Un’iniziativa che si va ad aggiungere all’appello di alcuni giorni fa diffuso numerosi dipendenti dello stesso festival, tra cui diversi programmatori. Questa nuova lettera è partita dall’impulso dei filmmakers del Forum Expanded, che hanno firmato in blocco. D’altronde la sezione ibrida, che accoglie film come istallazioni e performance, viene concepita ogni anno in maniera tematica, e la radicalità della forma si rispecchia spesso in una radicalità del contenuto. La selezione di quest’anno, dal titolo Distant Connections, intende riflettere sulle comunità, «le opere evocano solidarietà, coesione e speranza mettendo in evidenza legami permanenti – affinità familiari o elettive che sovvertono le norme sociali». Forse, la distanza tra le istanze promulgate nei film e la realtà circostante si è dimostrata troppo ampia per tacere. A cui si aggiunge la «diversità di trattamento» tra i conflitti nel mondo. Come ha detto a «Variety» il regista palestinese Kamal Aljafari: «Quando è iniziata la guerra in Ucraina, o quando ci sono state manifestazioni contro il regime in Iran l’anno scorso, la Berlinale ha mostrato un sostegno infinito a queste cause, eppure Gaza viene ora totalmente ignorata».

LA LETTERA è stata firmata anche da numerosi autori e addetti ai lavori di altre sezioni. Nessun regista del concorso internazionale al momento si è esposto, ma tra la lista dei nomi possiamo trovare figure come Bruce LaBruce, Ben Russell o come l’attrice francese Maud Wyler.

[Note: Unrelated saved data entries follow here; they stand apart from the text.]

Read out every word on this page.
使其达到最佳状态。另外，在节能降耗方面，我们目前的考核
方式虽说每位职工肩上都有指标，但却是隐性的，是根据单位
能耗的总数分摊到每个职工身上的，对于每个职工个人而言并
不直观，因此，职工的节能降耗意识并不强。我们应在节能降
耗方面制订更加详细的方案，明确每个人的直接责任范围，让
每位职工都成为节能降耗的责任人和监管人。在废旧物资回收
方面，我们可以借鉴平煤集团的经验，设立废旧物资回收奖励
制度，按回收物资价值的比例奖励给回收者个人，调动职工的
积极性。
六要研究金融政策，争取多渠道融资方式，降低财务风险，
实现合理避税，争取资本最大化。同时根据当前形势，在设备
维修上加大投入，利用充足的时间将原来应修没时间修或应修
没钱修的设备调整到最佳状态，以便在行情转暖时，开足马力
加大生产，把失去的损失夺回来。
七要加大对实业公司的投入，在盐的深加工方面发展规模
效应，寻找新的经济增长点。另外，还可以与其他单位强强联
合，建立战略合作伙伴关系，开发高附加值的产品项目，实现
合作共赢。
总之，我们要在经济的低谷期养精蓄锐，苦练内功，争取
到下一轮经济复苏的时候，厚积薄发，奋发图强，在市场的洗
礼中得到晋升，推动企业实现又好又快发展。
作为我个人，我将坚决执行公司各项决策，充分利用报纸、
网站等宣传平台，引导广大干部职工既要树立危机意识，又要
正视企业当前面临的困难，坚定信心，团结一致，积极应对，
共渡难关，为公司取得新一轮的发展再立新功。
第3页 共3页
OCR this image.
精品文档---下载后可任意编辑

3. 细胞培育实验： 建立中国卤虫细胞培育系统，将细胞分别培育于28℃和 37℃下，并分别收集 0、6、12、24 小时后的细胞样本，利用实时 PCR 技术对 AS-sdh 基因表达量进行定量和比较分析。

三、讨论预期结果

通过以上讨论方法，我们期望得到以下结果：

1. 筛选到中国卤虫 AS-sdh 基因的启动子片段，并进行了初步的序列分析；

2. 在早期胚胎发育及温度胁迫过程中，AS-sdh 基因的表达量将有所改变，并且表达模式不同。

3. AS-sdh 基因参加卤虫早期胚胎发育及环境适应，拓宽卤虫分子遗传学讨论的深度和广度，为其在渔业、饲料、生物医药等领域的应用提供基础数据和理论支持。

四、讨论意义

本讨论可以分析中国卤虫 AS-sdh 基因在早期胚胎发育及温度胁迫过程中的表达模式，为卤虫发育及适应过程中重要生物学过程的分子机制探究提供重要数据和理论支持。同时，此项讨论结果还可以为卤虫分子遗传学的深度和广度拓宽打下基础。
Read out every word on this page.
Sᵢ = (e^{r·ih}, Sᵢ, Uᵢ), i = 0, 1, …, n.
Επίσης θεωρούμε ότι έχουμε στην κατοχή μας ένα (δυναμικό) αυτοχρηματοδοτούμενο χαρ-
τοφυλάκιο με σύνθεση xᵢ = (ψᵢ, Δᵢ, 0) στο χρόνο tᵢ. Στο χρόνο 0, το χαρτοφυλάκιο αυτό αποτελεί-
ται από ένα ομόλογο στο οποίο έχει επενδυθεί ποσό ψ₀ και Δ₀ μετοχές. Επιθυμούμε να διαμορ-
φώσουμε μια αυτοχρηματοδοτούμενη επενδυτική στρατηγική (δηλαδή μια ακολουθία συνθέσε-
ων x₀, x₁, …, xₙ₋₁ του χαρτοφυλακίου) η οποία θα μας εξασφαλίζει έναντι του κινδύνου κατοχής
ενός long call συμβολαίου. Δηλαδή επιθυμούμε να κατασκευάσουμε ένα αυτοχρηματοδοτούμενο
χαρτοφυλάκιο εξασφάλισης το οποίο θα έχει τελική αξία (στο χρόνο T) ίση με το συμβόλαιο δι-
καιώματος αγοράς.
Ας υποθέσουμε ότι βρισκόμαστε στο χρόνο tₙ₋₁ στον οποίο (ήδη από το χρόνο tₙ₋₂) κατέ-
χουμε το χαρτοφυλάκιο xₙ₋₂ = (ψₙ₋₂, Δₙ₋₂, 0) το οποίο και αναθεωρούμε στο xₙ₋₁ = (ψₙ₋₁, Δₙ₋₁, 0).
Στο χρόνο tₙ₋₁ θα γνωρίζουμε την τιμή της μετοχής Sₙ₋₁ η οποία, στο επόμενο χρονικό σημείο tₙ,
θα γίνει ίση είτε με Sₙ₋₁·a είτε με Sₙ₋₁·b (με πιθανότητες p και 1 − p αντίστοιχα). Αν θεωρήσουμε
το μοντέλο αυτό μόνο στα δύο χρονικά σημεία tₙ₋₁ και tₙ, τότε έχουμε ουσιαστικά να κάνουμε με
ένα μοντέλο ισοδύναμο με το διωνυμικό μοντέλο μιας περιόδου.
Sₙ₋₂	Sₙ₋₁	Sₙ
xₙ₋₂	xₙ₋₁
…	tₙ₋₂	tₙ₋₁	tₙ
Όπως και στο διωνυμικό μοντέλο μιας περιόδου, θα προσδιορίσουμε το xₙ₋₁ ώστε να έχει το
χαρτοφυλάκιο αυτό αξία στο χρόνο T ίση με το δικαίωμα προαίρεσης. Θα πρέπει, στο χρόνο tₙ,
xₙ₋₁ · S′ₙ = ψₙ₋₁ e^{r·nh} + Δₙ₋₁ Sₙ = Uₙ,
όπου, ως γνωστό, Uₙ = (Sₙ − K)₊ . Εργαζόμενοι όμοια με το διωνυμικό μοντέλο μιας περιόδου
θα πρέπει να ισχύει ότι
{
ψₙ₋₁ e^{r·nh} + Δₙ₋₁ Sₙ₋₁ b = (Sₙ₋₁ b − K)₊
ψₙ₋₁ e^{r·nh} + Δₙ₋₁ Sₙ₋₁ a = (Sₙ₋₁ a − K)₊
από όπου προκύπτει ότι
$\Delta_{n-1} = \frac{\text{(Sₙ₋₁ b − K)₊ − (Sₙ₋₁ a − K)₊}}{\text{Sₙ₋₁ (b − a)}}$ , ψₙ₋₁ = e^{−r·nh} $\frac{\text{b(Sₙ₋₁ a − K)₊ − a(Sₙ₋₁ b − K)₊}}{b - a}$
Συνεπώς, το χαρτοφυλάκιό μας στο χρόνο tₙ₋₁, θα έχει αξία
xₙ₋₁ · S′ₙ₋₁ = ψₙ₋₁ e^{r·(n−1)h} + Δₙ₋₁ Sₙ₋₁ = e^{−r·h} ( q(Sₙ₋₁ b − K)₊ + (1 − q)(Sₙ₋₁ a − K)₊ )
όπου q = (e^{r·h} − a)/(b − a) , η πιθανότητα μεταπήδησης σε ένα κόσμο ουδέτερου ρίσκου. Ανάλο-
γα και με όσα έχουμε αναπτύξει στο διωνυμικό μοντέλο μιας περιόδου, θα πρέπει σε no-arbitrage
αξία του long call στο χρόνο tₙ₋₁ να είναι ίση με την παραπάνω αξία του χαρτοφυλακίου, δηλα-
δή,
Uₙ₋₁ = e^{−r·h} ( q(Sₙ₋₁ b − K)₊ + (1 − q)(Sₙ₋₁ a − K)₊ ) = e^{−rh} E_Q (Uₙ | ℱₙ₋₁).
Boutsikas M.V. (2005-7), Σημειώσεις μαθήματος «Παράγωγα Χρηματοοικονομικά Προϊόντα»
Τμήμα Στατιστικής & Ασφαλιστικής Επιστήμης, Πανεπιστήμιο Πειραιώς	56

«Siamo preoccupati per l’islamofobia e l’antisemitismo crescenti, in Germania e altrove. Temiamo anche che l’aumento delle accuse infondate di antisemitismo contro le voci che dissentono e che sostengono la Palestina possano essere usate per distogliere l’attenzione dal reale antisemitismo che sta crescendo nell’ombra» prosegue poi la lettera, che rivolge alla Berlinale alcune richieste ben precise: smettere di accusare di antisemitismo chi sostiene la Palestina; confrontarsi con la censura dilagante nel mondo della cultura tedesco; dare riconoscimento ai filmmakers che hanno deciso di ritirare le loro opere dal festival come forma di boicottaggio in solidarietà con Gaza. I loro nomi vengono ricordati: John Greyson, Lawrence Lek, Suneil Sangzigri, Maryam Tafakory, Ayo Tsalithaba.